Famous map with the name Ulimaroa used for the Australian continent .
Djurberg published the first Swedish map in 1780 (Tooley 446. p.58), which showed Cook's first voyage discoveries in Australia and the Pacific. He applied the name Ulimaroa to the Australian mainland, propagating its use by various mapmakers well into the 19th century.

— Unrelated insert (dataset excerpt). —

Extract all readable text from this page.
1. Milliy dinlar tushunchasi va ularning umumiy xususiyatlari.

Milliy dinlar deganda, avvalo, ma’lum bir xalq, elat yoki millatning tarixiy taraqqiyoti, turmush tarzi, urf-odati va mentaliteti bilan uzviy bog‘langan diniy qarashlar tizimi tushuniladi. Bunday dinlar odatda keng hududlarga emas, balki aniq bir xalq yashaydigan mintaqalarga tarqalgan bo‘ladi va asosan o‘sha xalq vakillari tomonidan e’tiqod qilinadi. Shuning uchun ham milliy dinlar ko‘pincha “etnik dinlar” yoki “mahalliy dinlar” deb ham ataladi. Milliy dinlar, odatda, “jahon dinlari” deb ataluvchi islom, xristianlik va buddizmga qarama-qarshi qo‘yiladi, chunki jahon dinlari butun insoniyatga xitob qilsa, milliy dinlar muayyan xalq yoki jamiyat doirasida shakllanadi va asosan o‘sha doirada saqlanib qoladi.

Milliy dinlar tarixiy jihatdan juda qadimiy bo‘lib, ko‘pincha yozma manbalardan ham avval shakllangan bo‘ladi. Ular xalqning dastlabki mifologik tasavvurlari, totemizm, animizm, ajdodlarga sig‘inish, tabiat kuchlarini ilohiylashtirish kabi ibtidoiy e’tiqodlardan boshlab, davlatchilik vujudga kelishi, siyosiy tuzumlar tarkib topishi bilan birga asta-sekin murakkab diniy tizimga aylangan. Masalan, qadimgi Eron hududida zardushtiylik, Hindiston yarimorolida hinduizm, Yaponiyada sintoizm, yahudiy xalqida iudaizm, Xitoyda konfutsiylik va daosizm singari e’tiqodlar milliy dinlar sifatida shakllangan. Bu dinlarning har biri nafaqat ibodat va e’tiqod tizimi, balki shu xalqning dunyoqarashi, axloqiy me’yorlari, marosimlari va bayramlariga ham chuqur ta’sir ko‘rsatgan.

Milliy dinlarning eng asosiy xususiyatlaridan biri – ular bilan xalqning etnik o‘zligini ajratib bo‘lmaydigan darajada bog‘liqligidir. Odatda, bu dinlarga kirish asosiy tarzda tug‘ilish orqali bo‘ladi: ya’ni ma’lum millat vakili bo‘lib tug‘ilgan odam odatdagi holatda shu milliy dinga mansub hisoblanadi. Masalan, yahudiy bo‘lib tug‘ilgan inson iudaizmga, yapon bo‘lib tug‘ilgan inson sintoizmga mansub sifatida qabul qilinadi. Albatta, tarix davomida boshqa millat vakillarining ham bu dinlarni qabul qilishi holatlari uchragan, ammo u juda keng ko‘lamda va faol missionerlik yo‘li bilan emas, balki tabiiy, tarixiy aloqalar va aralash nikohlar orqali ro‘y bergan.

Djurberg's use of the name was based on Cook's account of his time in New Zealand 'the large island Ulimaroa, which in old geographies is known as New Holland. On page 436 of Hawkesworth's rendition of Cook's first voyage, Ulimaroa is mentioned as the biggest island in the world. I should give a reason for this name. This land is called New Holland in a lot of maps, but for what reason I do not know; there is no similarity between Holland in Europe and this land, neither in size nor in the area's character. You find in the account of the famous English sailor Cook's journeys that when he was on the northern coast of New Zealand, he asked the inhabitants there if they knew any other country, to which they replied that to the north-west of their home, a quite large land was located, which they called Ulimaroa. I have decided to maintain this name as given to this land by its neighbours; besides it is better than New Holland.'
The two passages in the published account of James Cook's first voyage, by Hawkesworth in 1773, relating to Ulimaroa are:
Saturday 5 February 1769, Volume 2, page 372:
'This place we concluded to be the land difcovered by Tafman, which he called CAPE MARIA VAN DIEMEN, and finding thefe people fo intelligent, we inquired farther, if they knew of any country befides their own: they anfwered, that they never had vifisted any other, but that their anceftors had told them, that to the N.W. by N., or N.N.W. there was a country of great extent, called Ulimaroa, which people had failed in a very large canoe...'
Monday 5 February 1770, Volume 2, page 402:
'When we were under fail, our old man aTopaa came on board to take his leave of us, and as we were ftill defirous of making farther enquiries whether any memory of Tafman had been preferved among thefe people, Tupia was directed to afk him whether he had ever heard that fuch a veffel as ours had vifited the country. To this he replied in the negative, but faid, that his anceftors had told him there had once come to this place a fmall veffel, from a distant country, called Ulimaroa, in which were four men, who, upon coming on fhore, were all killed: upon being afked where this diftant land lay, he pointed to the northward. Of Ulimaroa we had heard fome-thing before, from people about the Bay of Iflands, who faid that their anceftors had vifisted it; and Tupia had alfo talked to us of Ulimaroa....' sic
Clancy p.100, ill. 6.38, Hawkesworth Vol. 2, p. 372 & 402, Tooley 446, p.58.